I wonder what Norman Mailer or Hunter Thompson would say about this site? Yes, I know they're dead.

Full of ... by-the-numbers, bourgeois advice and steady-Eddie Waspish evaluations, this site is a must for those writing church bulletins and PTA handouts. But wait, there's more!  You will, after studying this blog, be able to reduce any book's (Atlas Shrugged, War And Peace, A La Recherche Du Temps Perdu) word count as well as impress publishers with your ability to diagram sentences.  And, just like NBA players, you'll learn to dribble using either hand.

After scanning though a number of posts, I'm feeling the compulsion ... I too must make a list ... for the soap opera ... “How To Be A Writer”.

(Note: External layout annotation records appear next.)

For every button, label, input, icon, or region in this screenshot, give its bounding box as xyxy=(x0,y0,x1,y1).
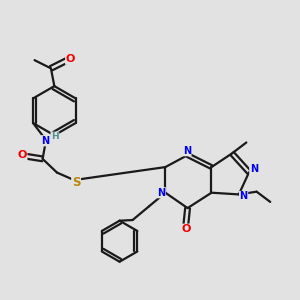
Text: N: N xyxy=(239,191,248,202)
Text: O: O xyxy=(66,54,75,64)
Text: N: N xyxy=(250,164,258,175)
Text: H: H xyxy=(51,132,59,141)
Text: O: O xyxy=(17,151,27,160)
Text: N: N xyxy=(41,136,50,146)
Text: O: O xyxy=(181,224,190,234)
Text: N: N xyxy=(183,146,191,156)
Text: N: N xyxy=(157,188,165,198)
Text: S: S xyxy=(72,176,80,189)
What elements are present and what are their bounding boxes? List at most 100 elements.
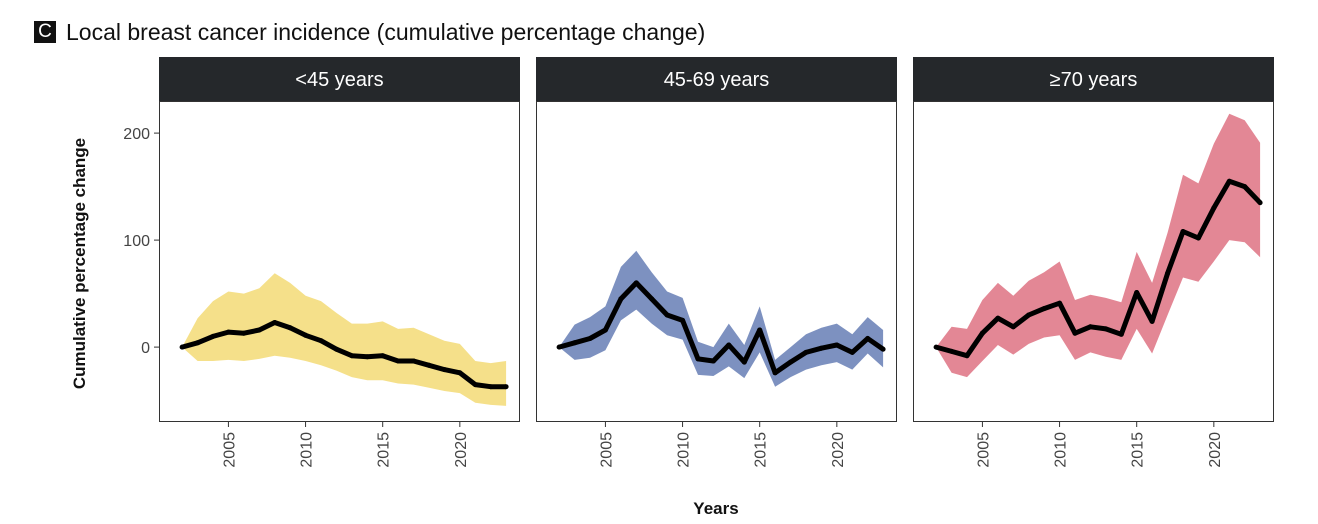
data-point — [865, 336, 871, 341]
data-point — [772, 370, 778, 376]
data-point — [225, 329, 231, 335]
data-point — [710, 358, 716, 364]
data-point — [1165, 270, 1171, 276]
facet-strip — [913, 57, 1274, 101]
x-tick-label: 2020 — [830, 432, 847, 468]
confidence-band — [936, 113, 1261, 378]
estimate-line — [935, 178, 1262, 359]
x-tick-label: 2020 — [453, 432, 470, 468]
data-point — [849, 349, 855, 355]
facet-strip — [159, 57, 520, 101]
data-point — [1180, 229, 1186, 234]
facet-strip-label: ≥70 years — [1050, 69, 1138, 91]
data-point — [1118, 331, 1124, 337]
data-point — [1026, 312, 1032, 318]
data-point — [664, 312, 670, 318]
facet-panel-2: ≥70 years 2005 2010 2015 2020 — [913, 57, 1274, 468]
data-point — [556, 344, 562, 350]
x-tick-label: 2020 — [1207, 432, 1224, 468]
data-point — [472, 382, 478, 388]
data-point — [602, 327, 608, 333]
data-point — [572, 340, 578, 346]
data-point — [1149, 318, 1155, 324]
confidence-band — [182, 273, 507, 406]
y-tick-label: 200 — [123, 126, 150, 143]
data-point — [726, 342, 732, 348]
data-point — [380, 353, 386, 359]
figure-title: C Local breast cancer incidence (cumulat… — [34, 18, 705, 46]
data-point — [195, 340, 201, 346]
data-point — [741, 359, 747, 365]
data-point — [457, 370, 463, 376]
data-point — [441, 367, 447, 373]
x-tick-label: 2005 — [598, 432, 615, 468]
data-point — [488, 384, 494, 390]
data-point — [210, 333, 216, 339]
data-point — [1226, 178, 1232, 184]
data-point — [587, 336, 593, 341]
data-point — [503, 384, 509, 390]
facet-panel-1: 45-69 years 2005 2010 2015 2020 — [536, 57, 897, 468]
data-point — [818, 345, 824, 351]
x-tick-label: 2010 — [676, 432, 693, 468]
data-point — [411, 358, 417, 364]
data-point — [1195, 235, 1201, 241]
data-point — [880, 346, 886, 352]
chart-title: Local breast cancer incidence (cumulativ… — [66, 18, 706, 45]
data-point — [241, 330, 247, 336]
data-point — [788, 359, 794, 365]
data-point — [649, 296, 655, 302]
data-point — [364, 354, 370, 360]
data-point — [1057, 300, 1063, 306]
data-point — [287, 325, 293, 331]
data-point — [633, 280, 639, 286]
x-tick-label: 2015 — [753, 432, 770, 468]
data-point — [695, 356, 701, 362]
data-point — [1041, 306, 1047, 312]
data-point — [964, 353, 970, 359]
facet-strip-label: <45 years — [295, 69, 383, 91]
data-point — [395, 358, 401, 364]
data-point — [979, 330, 985, 336]
data-point — [803, 349, 809, 355]
x-tick-label: 2010 — [299, 432, 316, 468]
panel-letter-badge: C — [34, 21, 56, 43]
x-tick-label: 2010 — [1053, 432, 1070, 468]
data-point — [303, 332, 309, 338]
data-point — [680, 317, 686, 323]
y-tick-label: 100 — [123, 233, 150, 250]
data-point — [1242, 184, 1248, 190]
estimate-line — [558, 280, 885, 376]
x-tick-label: 2015 — [376, 432, 393, 468]
x-tick-label: 2005 — [221, 432, 238, 468]
data-point — [256, 327, 262, 333]
data-point — [1103, 326, 1109, 332]
data-point — [1134, 290, 1140, 295]
data-point — [272, 320, 278, 325]
data-point — [618, 296, 624, 302]
y-tick-label: 0 — [141, 340, 150, 357]
data-point — [834, 342, 840, 348]
x-axis-title: Years — [693, 499, 738, 518]
data-point — [426, 362, 432, 368]
y-axis-title: Cumulative percentage change — [70, 138, 89, 389]
data-point — [933, 344, 939, 350]
facet-strip — [536, 57, 897, 101]
facet-panel-0: <45 years 2005 2010 2015 2020 — [159, 57, 520, 468]
x-tick-label: 2015 — [1130, 432, 1147, 468]
data-point — [757, 327, 763, 333]
data-point — [949, 348, 955, 354]
x-tick-label: 2005 — [975, 432, 992, 468]
data-point — [349, 353, 355, 359]
data-point — [1211, 205, 1217, 211]
data-point — [1010, 324, 1016, 330]
data-point — [179, 344, 185, 350]
data-point — [318, 338, 324, 344]
facet-strip-label: 45-69 years — [664, 69, 770, 91]
data-point — [1072, 330, 1078, 336]
data-point — [333, 346, 339, 352]
data-point — [995, 315, 1001, 321]
data-point — [1087, 324, 1093, 330]
estimate-line — [181, 320, 507, 390]
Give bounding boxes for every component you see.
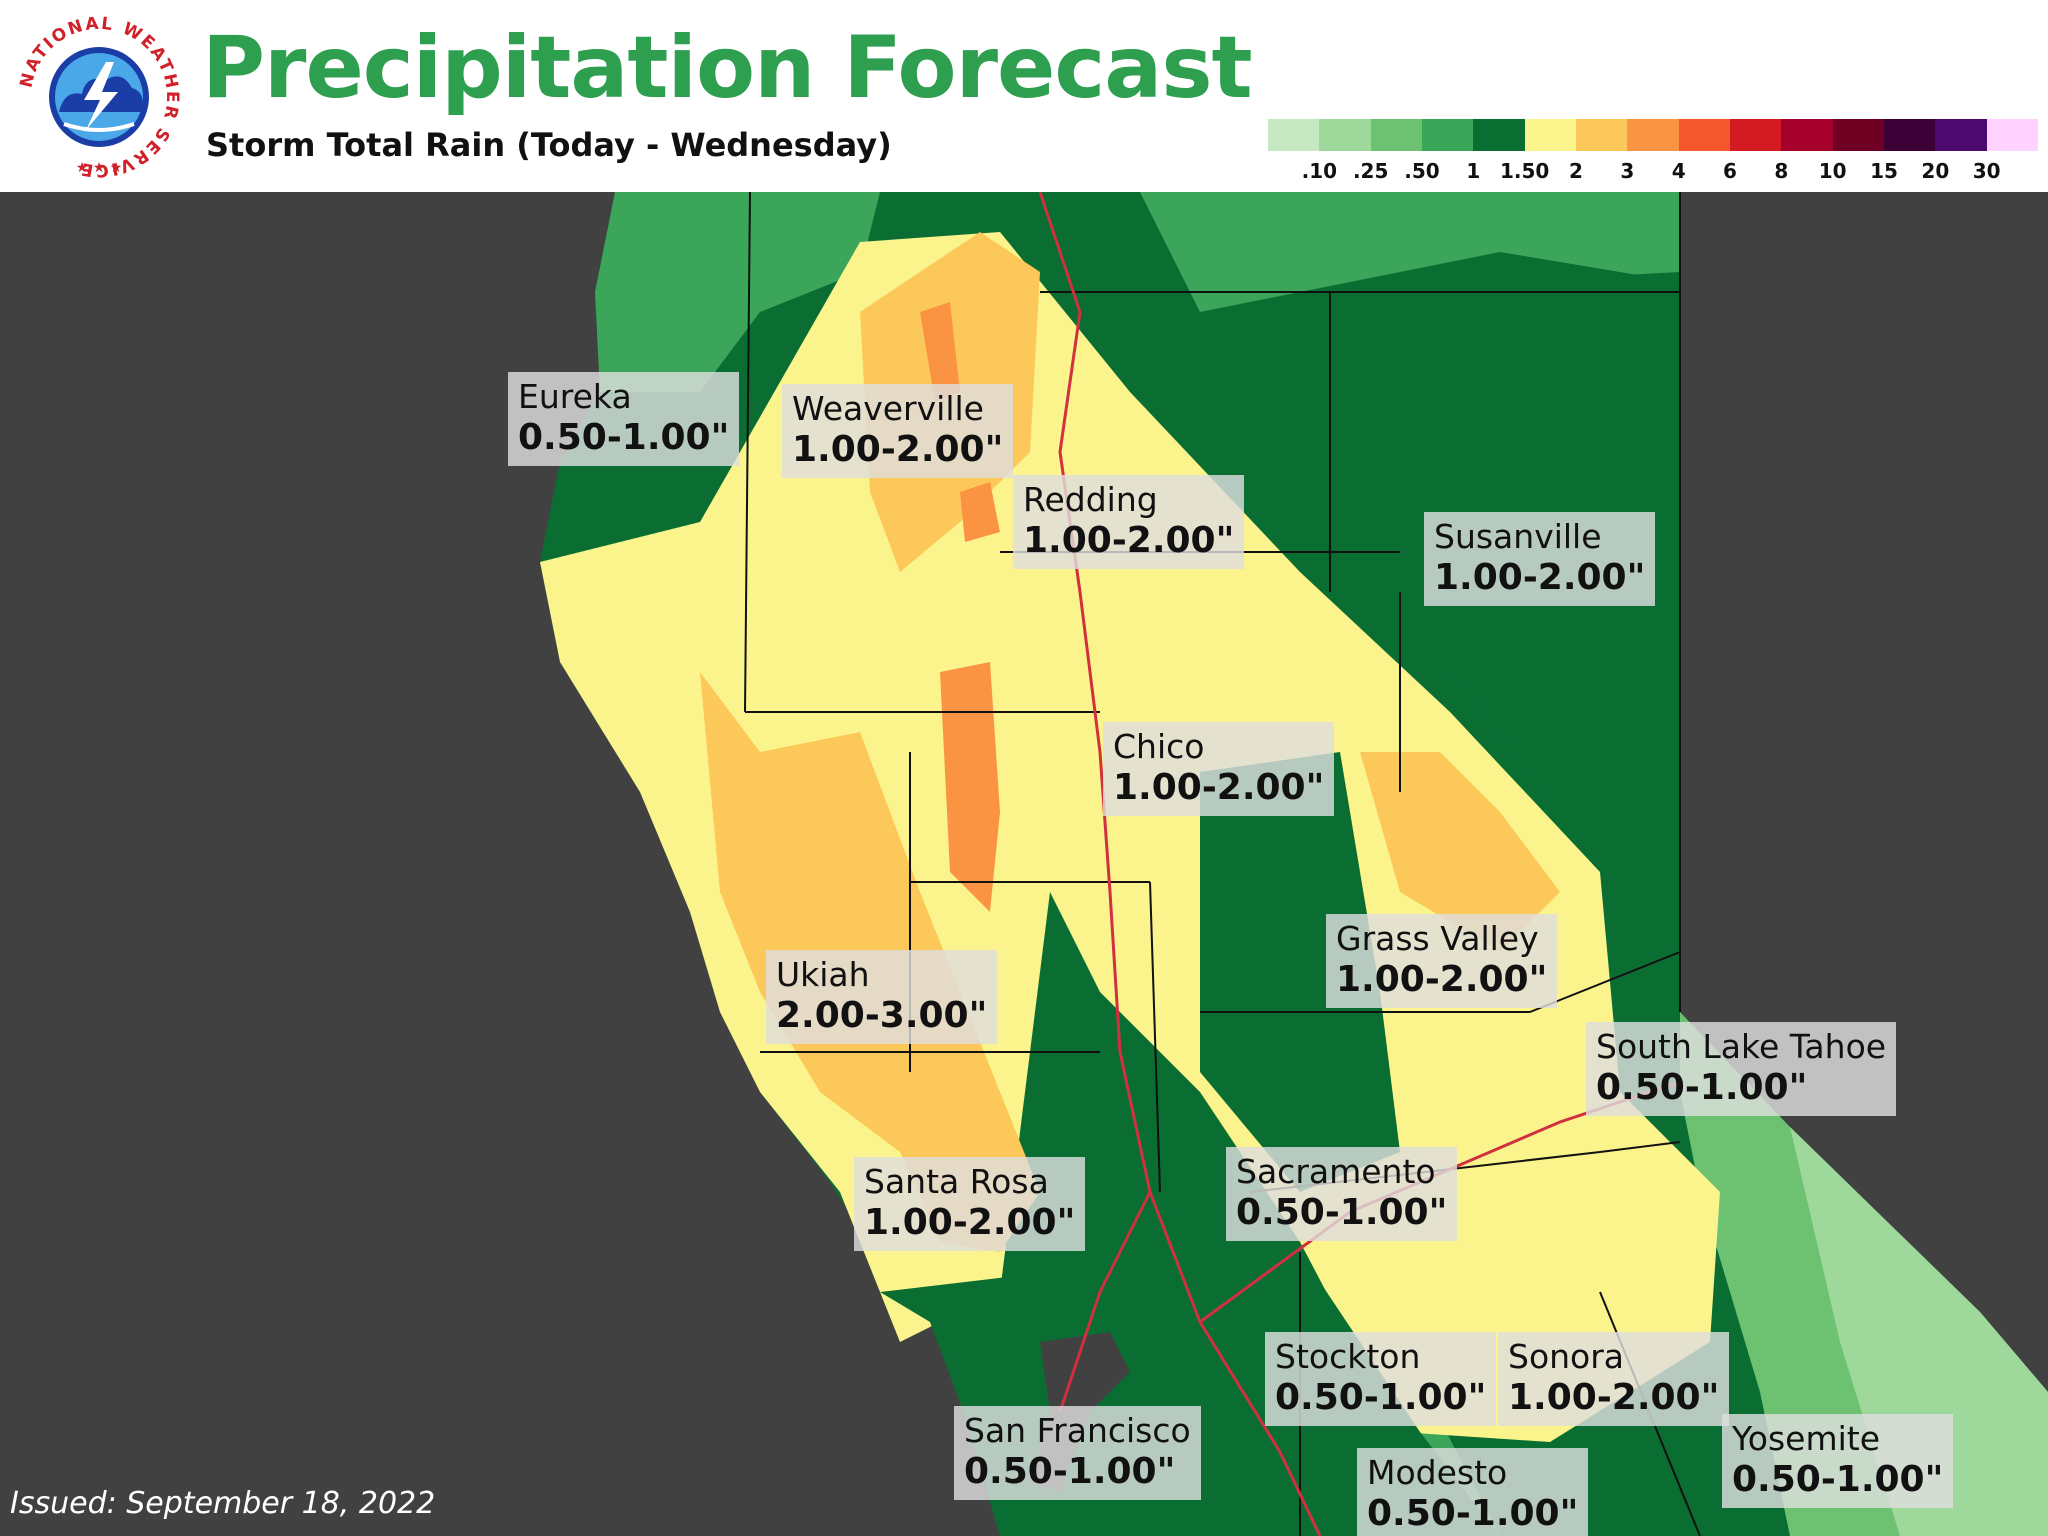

  •  Read and re-read romance novels and transcripts from earthy TV shows (Cops).
  •  Devour Dora the Explorer, airline magazines and botanical garden brochures.
  •  Tsk, tsk with a head waggle whenever Hemingway or Sylvia Plath are mentioned.
  •  Buy and use the latest edition of “Adjectives, Metaphors and Jim Dandy Homilies”.
  •  Pay close attention to warning labels on drawer pulls, hammers and nut crackers.
  •  At your desk, keep three No. 2 pencils, a yellow highlighter and several day planners.
  •  Be writer hip, have an empty Johnny Walker bottle and a stuffed owl on your desk.
  •  Spy on your neighbors, their pets and the mail carrier ... sooner or later a story will show up.
  •  Need a quote? There’s always daddy and granny (but only during visiting hours).
  •  Self-publish all the comments in your high school year book.  Now you’re an author.
  •  Self-publish an exposé about ATMs and germs.  Now you’re a multi-published author.
  •  e-publish poetry you wrote while in 7th grade. Gush about yourself.  Now you’re arrived.